Larry’s role in the rise of Ballygarrett won’t be forgotten
IFIND it impossible to look forward to Saturday’s AIB Leinster Club Junior hurling championship final without thinking of the late Larry Doyle and the massive impact he made on the Ballygarrett club. I got to know him quite well in the mid- to late-nineties when he was a mentor with various Wexford Minor teams, a familiar figure on the sidelines with a clipboard and pen always at the ready.
He served as a selector initially, first with Jimmy Holohan of Rathnure as boss, and then as part of the backroom team put together by ex-Kilkenny defender Mick Cleere (Geraldine O’Hanrahans) in 1997.
With that apprenticeship completed, Larry took charge for the ’98 and ’99 campaigns, and I rate him as undoubtedly the most unlucky man to have served in that role during the barren years from 1985 right up to this summer.
On both occasions Wexford got to the Leinster final and drew with Kilkenny in Croke Park, only to have their dreams dashed in two disappointing replays in Carlow.
Larry turned his attention to Minor football at a later stage, guiding what most observers regarded as an average-enough Wexford team to a Leinster semi-final in 2008 before Offaly ended their interest.
It was a grade that was always close to his heart, and with good reason too because he was one of the finest young dual players to emerge from a hotbed of sporting talent in the town of Enniscorthy in the late sixties.
He first played Minor football with the county as a 16-year-old in 1967, and two years later the Emmets clubman was a star wingback on the last Wexford team to win a Leinster title at that level.

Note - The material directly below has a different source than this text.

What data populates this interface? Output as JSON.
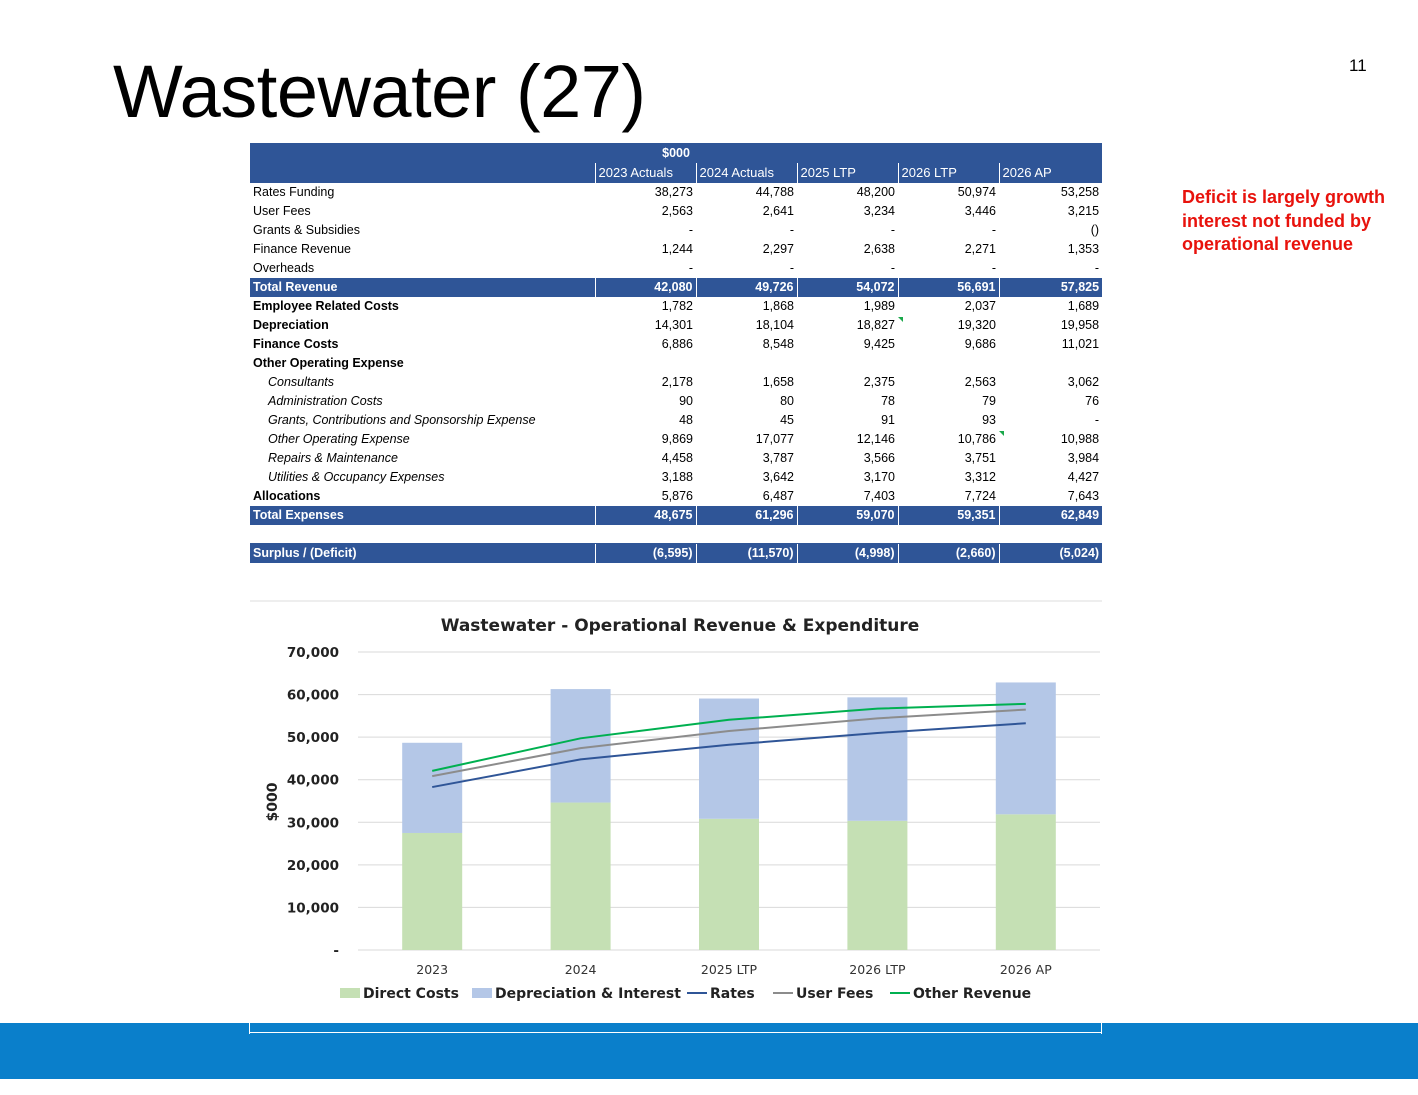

In between, he was a panel member and All-Ireland winner with the Minor hurlers on arguably the county’s greatest-ever day in Croke Park in 1968.
He went on to win a Leinster Under-21 hurling medal and, after work as a teacher brought him to Meath, he collected two Senior hurling and two Senior football medals, as well as a Leinster Club football championship with Summerhill in 1977.
After returning to his native county to work in Gorey, his long and fruitful association with the Ballygarrett club began.
Although a veteran by that stage, he lined out at full-forward when they reached a first-ever Junior hurling final in 1990, losing a heated affair to Davidstown-Courtnacuddy in Bellefield by four points.
There was the consolation in that year of helping Réalt na Mara to the Junior football crown, but Ballygarrett had to wait until 2003 before contesting another hurling decider.
With Larry as manager, they lost to Bannow-Ballymitty by five points, but bounced back twelve months later to secure a 0-14 to 0-9 win over Our Lady’s Island and a first county hurling title.
Larry would have been in his element in recent months, not just as a result of Ballygarrett’s wonderful campaign, but also because those Wexford Minor football players of 1969 were re-united on county final day.
He is one of three panel members to have passed to their eternal reward, along with Michael Deane of HWH-Bunclody and Aidan Kerrigan from St. Patrick’s (Ballyoughter).
His daughter, Lorna, collected an appreciation award on his behalf, and he retains strong links to next Saturday’s Ballygarrett team as his son, Mark, is the substitute goalkeeper, while his son-in-law, Patrick Naughter, is one of the driving forces on the ’40.
The passing of Larry was undoubtedly the biggest in a series of blows endured by the club in recent years, and it is to their immense credit that they have re-grouped and now find themselves counting down to what promises to be the greatest day in their history.
Another feather in his cap was that he was an inter-county hurling referee for many years, and one of his loyal umpires was another great Ballygarrett clubman, Seán Breen. Seán will be honoured at the inaugural Gorey District awards this Saturday night, and hopefully he will have witnessed a club he helped to keep going through some very lean years winning a Leinster title mere hours beforehand.
I’m sure I won’t be the only person in Bellefield to spare a thought for Larry Doyle and the tremendous role he played in getting Ballygarrett to where they are today. He’ll be looking down on the action with incredible pride.